Le gros plan et le plan d’ensemble élus en cadres préférés, paupérisés, Tarzan se traîne sur cent dix minutes sans turlute, sans culbute, carburant à son exotisme de pacotille, épousant son scénario de néant, commis par le Gary Goddard des Maîtres de l’univers, voui. Que raconte-t-il exactement ? Rien de moins, rien de plus, que l’éducation sexuelle in situ d’une progéniture abandonnée en bas âge, qui soldera son « complexe d’Électre » en maternant, en déniaisant, en dépucelant un célibataire adepte de la liane, voire de la zoophilie. La honte de la jungle, ce primate à la peau mate, en écho à l’obsédé du dessin animé de Picha & Boris Szulzinger, qui irrita itou les héritiers d’Edgar Rice Burroughs ? Que nenni, et pas non plus le spectre d’un des pires films de l’histoire du cinéma, car Tarzan pourra offrir un plaisir du pire, un second degré assumé, je pense en particulier aux combats du protagoniste spolié avec un python dans une mare ou avec le chef hilare, colosse peinturluré couronné d’une crête d’Iroquois, deux séquences affligeantes et renversantes utilisant un ralenti risible, idem manipulé pour les traversés suspendues entre les arbres, rares moments où Tarzan pousse son célèbre cri, auparavant entendu sur le logo léonin de la MGM en clin d’œil taquin. Bo recroise Richard Harris, son complice de Orca, dans un numéro horripilant et convaincant de cabot modelé sur le Brando de Coppola enculant Conrad, leurs retrouvailles et son trépas parvenant à suggérer une mince émotion, mini miracle en soi. James Parker, père prolifique, putatif, d’une nuée de gamins naturels réunis par leur énergie, la noirceur de leur peau, vit avec une Massaï surnommée Africa, espère trouver le fameux cimetière des éléphants, vlan.

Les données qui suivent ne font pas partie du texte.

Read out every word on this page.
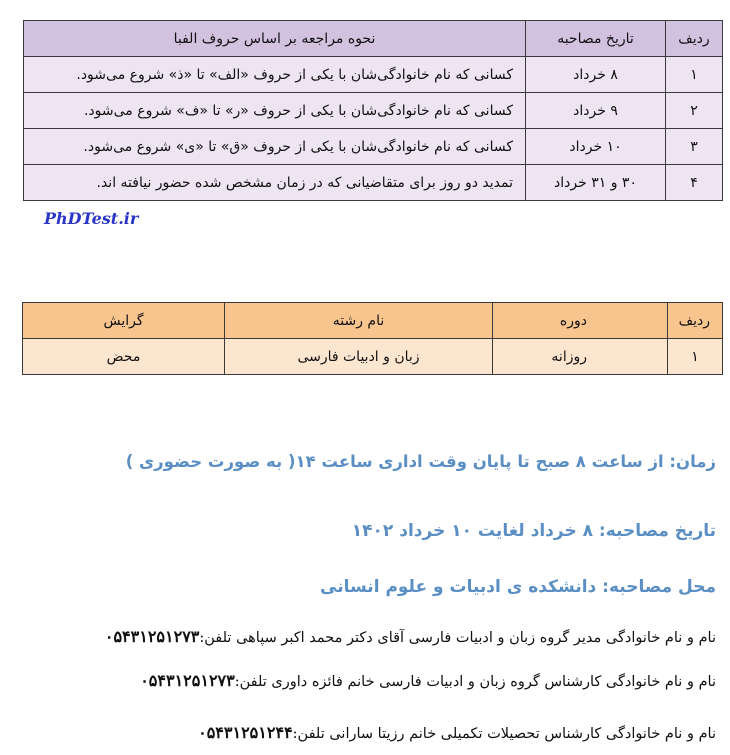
ردیف	تاریخ مصاحبه	نحوه مراجعه بر اساس حروف الفبا
۱	۸ خرداد	کسانی که نام خانوادگی‌شان با یکی از حروف «الف» تا «ذ» شروع می‌شود.
۲	۹ خرداد	کسانی که نام خانوادگی‌شان با یکی از حروف «ر» تا «ف» شروع می‌شود.
۳	۱۰ خرداد	کسانی که نام خانوادگی‌شان با یکی از حروف «ق» تا «ی» شروع می‌شود.
۴	۳۰ و ۳۱ خرداد	تمدید دو روز برای متقاضیانی که در زمان مشخص شده حضور نیافته اند.
PhDTest.ir
ردیف	دوره	نام رشته	گرایش
۱	روزانه	زبان و ادبیات فارسی	محض
زمان: از ساعت ۸ صبح تا پایان وقت اداری ساعت ۱۴( به صورت حضوری )
تاریخ مصاحبه: ۸ خرداد لغایت ۱۰ خرداد ۱۴۰۲
محل مصاحبه: دانشکده ی ادبیات و علوم انسانی
نام و نام خانوادگی مدیر گروه زبان و ادبیات فارسی آقای دکتر محمد اکبر سپاهی تلفن:۰۵۴۳۱۲۵۱۲۷۳
نام و نام خانوادگی کارشناس گروه زبان و ادبیات فارسی خانم فائزه داوری تلفن:۰۵۴۳۱۲۵۱۲۷۳
نام و نام خانوادگی کارشناس تحصیلات تکمیلی خانم رزیتا سارانی تلفن:۰۵۴۳۱۲۵۱۲۴۴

Il hisse une étoffe de trèfle, vert de l’Irlande retrouvé dans les yeux de Bo, sur ses lèvres et dans ses cheveux une fois blanchie par des indigènes ennemis, coloration au carré reprise par Roth dans The Green Inferno pour une cérémonie en rime, dès le début blonde hypnotisant un petit Black, en zigouillant deux adultes, matelots patibulaires, qui ne connaissaient sans doute pas Touche pas à la femme blanche ! de Ferreri, tant pis, et récite des bribes de l’Alice de Lewis en évasion d’occasion. John Philip Law, le bandit de BD du dispensable, bis, Danger : Diabolik ! de Bava et l’aveugle de Barbarella, similaire loupé régi par une égérie, seconde Jane, Fonda, cette fois, fait de la figuration intelligente, ou pas tant que ça, réduit à être l’amoureux impuissant, le barde survivant des aventures de Bo. Avec son carton des Svengali Productions, Bo allongée nue sur une verdure génitale, qui tire les ficelles d’un pantin à pellicule, signé, admirez, Frazetta, avec ses volets désuets, ses recadrages au zoom, ses reflets, ses contre-jours, ses jeux de lumière ancrés dans la grammaire du glamour hollywoodien, avec sa réplique riquiqui de parité dont ricaneront les féministes actuelles, guère sensibles à une émancipation estimée exhibition, avec sa fontaine artisanale, entre femmes, où l’écuyère se fait doucher tel un cheval, Tarzan se moque implicitement de la masculinité musclée, décérébrée, irresponsable et pardonnable, contemple une sirène sereine, déesse de fitness davantage que vase de Saxe, une jeune fille affirmant vivre un livre éveillée, même lors d’un coucher de soleil de conclusion, même quittée en compagnie de Tarzan et d’un orang-outang ressemblant à celui du Doux, Dur et Dingue d’Eastwood, tous les trois occupés, en interminables fondus enchaînés, sur la soupe orchestrale de Perry Botkin, à faire les cons caniculaires, sur un bout de terre ouvertement en dehors du scénar. Un film, encore ? Une célébration narcissique doublée d’un objet historique.